Judy Wolfe, Sea Gate Travel Centre, Huntington Beach, Calif.

I’ve been around long enough to remember Continental’s Peanut Fare. Deja vu? But let’s not just focus on Continental. There’s more than one pig in the trough these days. They all deserve to roll around in the mud together.

Ellen Ben-Shalom, Albany Travel, Albany, Calif.

I think it will cost them much more in the end.

Deena Whitesman, New Act Travel, Los Angeles

I think they are insane. Just because they have run themselves into a hole by having the dumbest people running their airline, why should the agents and the American public pay for their mistakes?

Sheila Hyman, Tanforan Travel, San Bruno, Calif.

They made a business decision and so did I. We do not sell Continental.

Stephen Shields, Shields World Travel, Pleasanton, Calif.

I find it all a race to the bottom. [A recent edition of] the Wall Street Journal says that US Airways’ nonrefundable tickets will be fully nonrefundable “like theater tickets,” but theater tickets do not cost $500 each.

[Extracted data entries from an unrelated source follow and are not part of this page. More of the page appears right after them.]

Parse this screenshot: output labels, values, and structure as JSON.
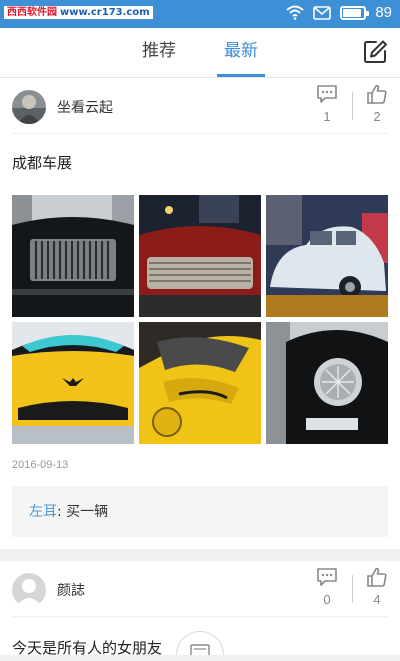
{
  "status_bar": {
    "watermark_name": "西西软件园",
    "watermark_url": "www.cr173.com",
    "battery_level": "89",
    "battery_fraction": 0.89
  },
  "header": {
    "tabs": [
      {
        "label": "推荐",
        "active": false
      },
      {
        "label": "最新",
        "active": true
      }
    ],
    "compose_icon": "edit-icon",
    "accent_color": "#3d8fd6"
  },
  "posts": [
    {
      "username": "坐看云起",
      "comment_count": "1",
      "like_count": "2",
      "text": "成都车展",
      "photos": [
        "black-limousine-grille",
        "red-classic-car",
        "white-vintage-car",
        "yellow-sports-car-front",
        "yellow-sports-car-side",
        "black-car-headlight"
      ],
      "date": "2016-09-13",
      "comments": [
        {
          "author": "左耳",
          "separator": ": ",
          "text": "买一辆"
        }
      ]
    },
    {
      "username": "颜誌",
      "comment_count": "0",
      "like_count": "4",
      "text": "今天是所有人的女朋友"
    }
  ]
}
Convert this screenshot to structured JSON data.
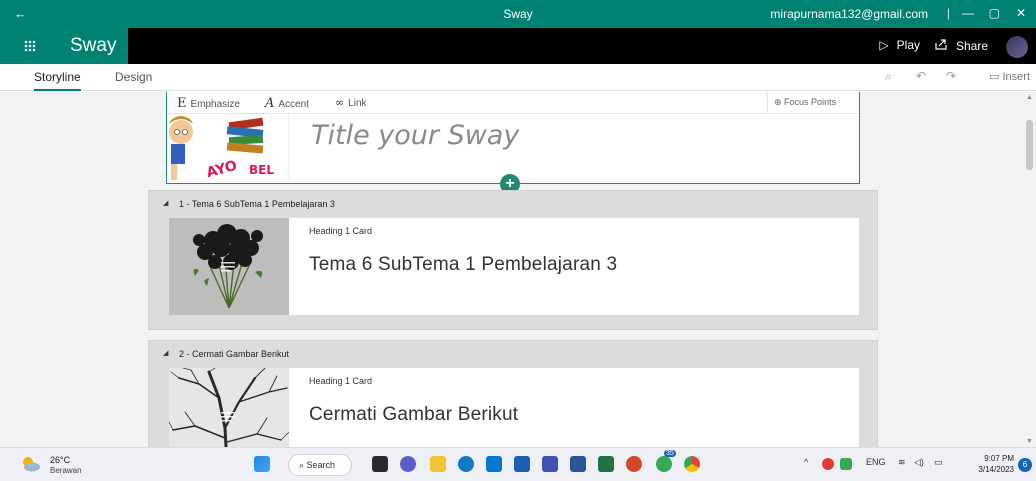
{
  "titlebar": {
    "back": "←",
    "title": "Sway",
    "account": "mirapurnama132@gmail.com",
    "separator": "|",
    "minimize": "—",
    "restore": "▢",
    "close": "✕"
  },
  "header": {
    "app_name": "Sway",
    "play_label": "Play",
    "share_label": "Share",
    "more": "···"
  },
  "tabs": {
    "storyline": "Storyline",
    "design": "Design",
    "insert": "Insert"
  },
  "title_card": {
    "emphasize": "Emphasize",
    "accent": "Accent",
    "link": "Link",
    "focus_points": "Focus Points",
    "placeholder": "Title your Sway",
    "add": "+"
  },
  "sections": [
    {
      "header": "1 - Tema 6 SubTema 1 Pembelajaran 3",
      "card_label": "Heading 1 Card",
      "card_title": "Tema 6 SubTema 1 Pembelajaran 3"
    },
    {
      "header": "2 - Cermati Gambar Berikut",
      "card_label": "Heading 1 Card",
      "card_title": "Cermati Gambar Berikut"
    }
  ],
  "taskbar": {
    "temperature": "26°C",
    "condition": "Berawan",
    "search": "Search",
    "language": "ENG",
    "time": "9:07 PM",
    "date": "3/14/2023",
    "notification_count": "6",
    "badge_count": "35"
  },
  "colors": {
    "brand": "#008272",
    "accent_green": "#1f8a6e",
    "header_black": "#000000",
    "canvas_bg": "#f2f2f2"
  }
}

And they report airlines are charging as much as $270 each for bags over the size limit.

In their rush to clean out the pockets of their clients, they are alienating more and more travelers, and they will eventually, I think, implode. The concept of service has been totally lost.

I was even more amused this morning when American faxed us a form saying no more waivers. In 21 years in business, they’ve never given me a waiver or even the time of day.

Peter Splingaerd, All Travel, Phoenix

Continental announced it would start charging for some amenities passengers are now getting free. I presume they mean the free soda and whatever meal they have been serving.

All these policies have the effect of restricting air travel rather than promoting it. These guys are nuts. The only way I can understand such irrational behavior is that management sees a brick wall coming at them. These are acts of desperation, not part of a plan to promote business and increase revenue.

We are in a severe recession at this moment, and no end is in sight. The stock market is expected to go lower, further decreasing the national travel budget. The airlines know this and know that they cannot pull out. They will have to enter Chapter 11, and after that fails, they will be dissolved, and their assets will be sold to new entrepreneurs. United needs to enter Chapter 11 to get leverage on their unions.

Can you believe that Southwest could possibly be the No. 1 airline in the United States in the near future? I see it coming.